Currently it is well known that drugs known as anti M2, amantadine and rimantadine , are effective only in influenza A common, being ineffective in H1N1 and other current pathogenic strains. On the other hand, we have to neuraminidase inhibitors, of which most common and representative is oseltamivir, however, as previously said there are reports of resistance to that drug, fortunately taking other similar options that pharmacological group, being the Zanamivir (inhaled neuraminidase inhibitor), used as the alternative to oseltamivir therapy in most countries, but with the drawback of generating bronchial spasm, which makes its use be reserved.
Since the advent of severe cases, began investigating new drugs of this group , highlighting Peramivir (inhibitor of neuraminidase intravenous) and the Laninamivir (inhibitor of neuraminidase inhaled, long-acting, and therefore, single dose), and taking experience in the management of these drugs in different pathogenic H1N1 strains (H3N2 , H5N1) with encouraging results , and without the inconvenience of bronchospasm other inhaled drug [4-7].
Other drug classes with promising results have emerged, especially when combined with inhibitors of neuraminidase, like the Favipiravir (an inhibitor of the viral RNA polymerase), the same way a drug, more experienced in their use, to be suitable for many viruses, it has been begun to use, this being the Ribavirin, an inhibitor of RNA polymerase and DNA.
Speaking of combination regimens, which it seems, is the future in the treatment of resistant influenza, or the emergence of new pathogenic strains, a triple scheme antiviral drug (TCAD), which currently have studied two schemes, that seem to have mentioned control effectiveness oseltamivir resistant influenza and new pathogenic strains reported recently (H7N9), which are:
Amantadine, Oseltamivir and Ribavirin
(Demonstrating effectiveness in H1N1 strains resistant to oseltamivir alone and H5N1; further corroborate that the synergy between amantadine and oseltamivir, combined with Ribavirin was very effective to control strains, even 72 hrs after starting treatment) [8-10].

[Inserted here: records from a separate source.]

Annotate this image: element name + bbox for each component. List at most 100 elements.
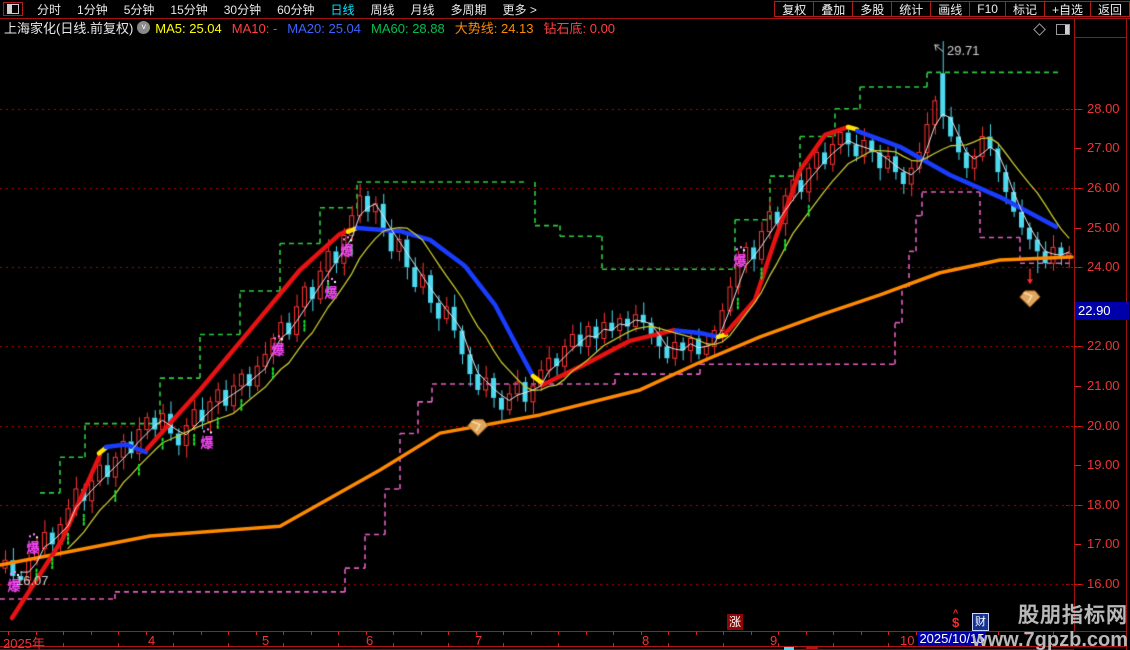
date-label-10: 10: [900, 633, 915, 648]
time-minor-tick: [723, 631, 724, 635]
chart-title: 上海家化(日线.前复权): [4, 21, 134, 36]
legend-item: MA60: 28.88: [371, 20, 445, 36]
grid-stub: [1066, 108, 1084, 110]
time-minor-tick: [888, 631, 889, 635]
time-minor-tick: [586, 631, 587, 635]
menu-item-多周期[interactable]: 多周期: [443, 1, 495, 18]
date-label-7: 7: [475, 633, 483, 648]
menu-button-统计[interactable]: 统计: [891, 1, 932, 17]
grid-stub: [1066, 425, 1084, 427]
legend-item: MA10: -: [231, 20, 278, 36]
price-label-26.00: 26.00: [1087, 180, 1120, 195]
price-label-17.00: 17.00: [1087, 536, 1120, 552]
time-minor-tick: [393, 631, 394, 635]
menu-item-5分钟[interactable]: 5分钟: [116, 1, 163, 18]
price-label-20.00: 20.00: [1087, 417, 1120, 433]
time-minor-tick: [421, 631, 422, 635]
time-minor-tick: [173, 631, 174, 635]
time-minor-tick: [558, 631, 559, 635]
time-minor-tick: [723, 643, 724, 647]
menu-button-标记[interactable]: 标记: [1004, 1, 1045, 17]
menu-item-分时[interactable]: 分时: [29, 1, 69, 18]
time-minor-tick: [833, 643, 834, 647]
menu-item-日线[interactable]: 日线: [322, 1, 362, 18]
axis-top-line: [1074, 37, 1126, 38]
date-label-9: 9: [770, 633, 778, 648]
time-minor-tick: [91, 631, 92, 635]
time-minor-tick: [751, 631, 752, 635]
time-minor-tick: [311, 631, 312, 635]
time-minor-tick: [503, 631, 504, 635]
time-minor-tick: [888, 643, 889, 647]
time-minor-tick: [118, 631, 119, 635]
menu-item-更多 >[interactable]: 更多 >: [495, 1, 545, 18]
time-minor-tick: [228, 631, 229, 635]
time-minor-tick: [146, 631, 147, 635]
price-label-24.00: 24.00: [1087, 259, 1120, 275]
price-tick: [1075, 544, 1081, 546]
price-label-27.00: 27.00: [1087, 140, 1120, 156]
menu-item-60分钟[interactable]: 60分钟: [269, 1, 322, 18]
time-minor-tick: [283, 643, 284, 647]
zhang-badge[interactable]: 涨: [727, 614, 743, 630]
time-axis-bottom-line: [0, 646, 1127, 647]
watermark: 股朋指标网 www.7gpzb.com: [972, 599, 1128, 650]
time-minor-tick: [256, 631, 257, 635]
time-minor-tick: [366, 631, 367, 635]
time-minor-tick: [503, 643, 504, 647]
menu-item-月线[interactable]: 月线: [403, 1, 443, 18]
menu-item-1分钟[interactable]: 1分钟: [69, 1, 116, 18]
dollar-icon[interactable]: ^ $: [952, 608, 959, 630]
time-minor-tick: [861, 631, 862, 635]
stock-chart-app: 分时 1分钟 5分钟 15分钟 30分钟 60分钟 日线 周线 月线 多周期 更多 > 复权 叠加 多股…: [0, 0, 1130, 650]
time-minor-tick: [63, 631, 64, 635]
menu-button-+自选[interactable]: +自选: [1043, 1, 1091, 17]
time-minor-tick: [393, 643, 394, 647]
menu-button-F10[interactable]: F10: [969, 1, 1006, 17]
menubar: 分时 1分钟 5分钟 15分钟 30分钟 60分钟 日线 周线 月线 多周期 更多 > 复权 叠加 多股…: [0, 0, 1130, 19]
legend-item: MA5: 25.04: [155, 20, 222, 36]
time-minor-tick: [283, 631, 284, 635]
time-minor-tick: [531, 631, 532, 635]
window-icon[interactable]: [3, 2, 23, 16]
menu-item-15分钟[interactable]: 15分钟: [162, 1, 215, 18]
price-label-25.00: 25.00: [1087, 219, 1120, 235]
time-minor-tick: [806, 631, 807, 635]
time-minor-tick: [696, 631, 697, 635]
menu-item-30分钟[interactable]: 30分钟: [216, 1, 269, 18]
time-minor-tick: [833, 631, 834, 635]
price-tick: [1075, 227, 1081, 229]
grid-stub: [1066, 504, 1084, 506]
time-minor-tick: [916, 631, 917, 635]
last-price-badge: 22.90: [1075, 301, 1129, 320]
price-label-16.00: 16.00: [1087, 576, 1120, 591]
menu-button-画线[interactable]: 画线: [930, 1, 971, 17]
time-minor-tick: [118, 643, 119, 647]
date-label-6: 6: [366, 633, 374, 648]
watermark-site-name: 股朋指标网: [1018, 604, 1128, 627]
time-minor-tick: [36, 631, 37, 635]
grid-stub: [1066, 267, 1084, 269]
menu-button-多股[interactable]: 多股: [852, 1, 893, 17]
grid-stub: [1066, 188, 1084, 189]
subpanel-fragment: [806, 647, 818, 649]
candlestick-chart[interactable]: [0, 37, 1074, 631]
price-tick: [1075, 148, 1081, 150]
time-minor-tick: [613, 643, 614, 647]
time-minor-tick: [8, 643, 9, 647]
menu-button-返回[interactable]: 返回: [1089, 1, 1130, 17]
menu-button-叠加[interactable]: 叠加: [813, 1, 854, 17]
panel-layout-icon[interactable]: [1056, 24, 1070, 35]
time-minor-tick: [8, 631, 9, 635]
price-label-19.00: 19.00: [1087, 457, 1120, 473]
diamond-outline-icon[interactable]: [1033, 23, 1046, 36]
time-minor-tick: [338, 643, 339, 647]
axis-divider: [1074, 18, 1075, 631]
titlebar: 上海家化(日线.前复权) ˅ MA5: 25.04 MA10: - MA20: 25…: [0, 18, 1130, 37]
menu-item-周线[interactable]: 周线: [362, 1, 402, 18]
price-label-21.00: 21.00: [1087, 378, 1120, 393]
chevron-down-icon[interactable]: ˅: [137, 21, 151, 34]
menu-button-复权[interactable]: 复权: [774, 1, 815, 17]
time-minor-tick: [201, 631, 202, 635]
time-minor-tick: [448, 643, 449, 647]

Oseltamivir, Peramivir and Favipiravir
In conclusion we believe that despite having new strains of influenza and increasingly virulent, favorecidad by point mutations of the virus, there is also research on the pharmacological area which ensures to combat sign of this is that, in this winter, not reported product worldwide outbreak strain conferred by any pandemic danger.

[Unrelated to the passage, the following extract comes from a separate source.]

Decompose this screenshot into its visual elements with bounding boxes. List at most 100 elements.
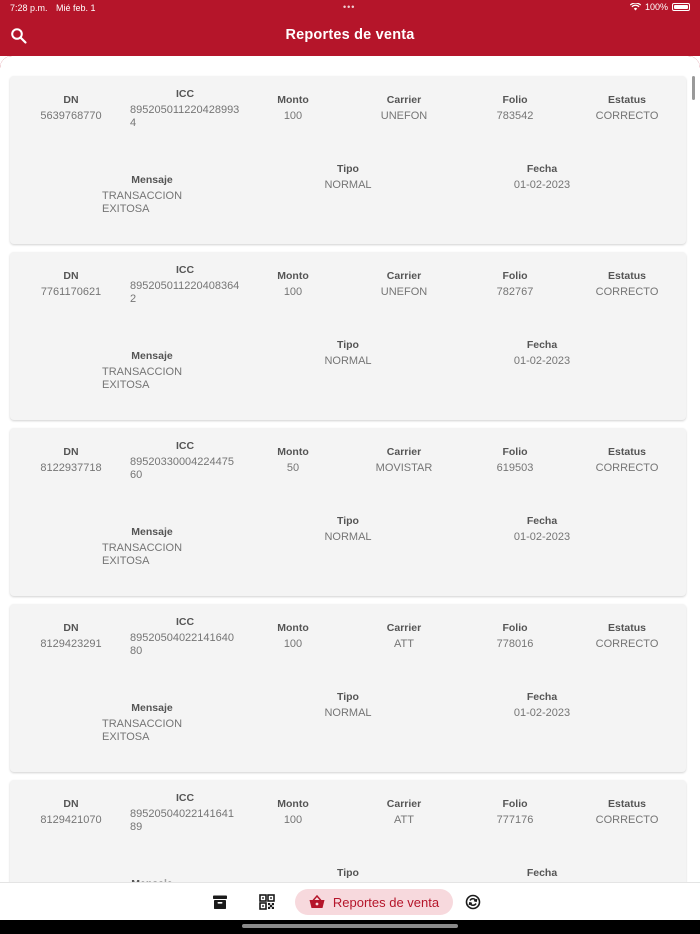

Also that although many countries in Latin America, Africa and Asia, do not have all commented medications, have the basic, even being able to achieve a combination of triple scheme as suggested, being encouraged by the combination of amantadine, oseltamivir and ribavirin , for its facililidad obtained and which has been used in more virulent than H1N1 strains.
It is recommended to remain vigilant regarding epidemiological outbreaks and try to bring them down promptly to prevent pandemics that could ravage humanity in the future, favored by climate change and global pollution.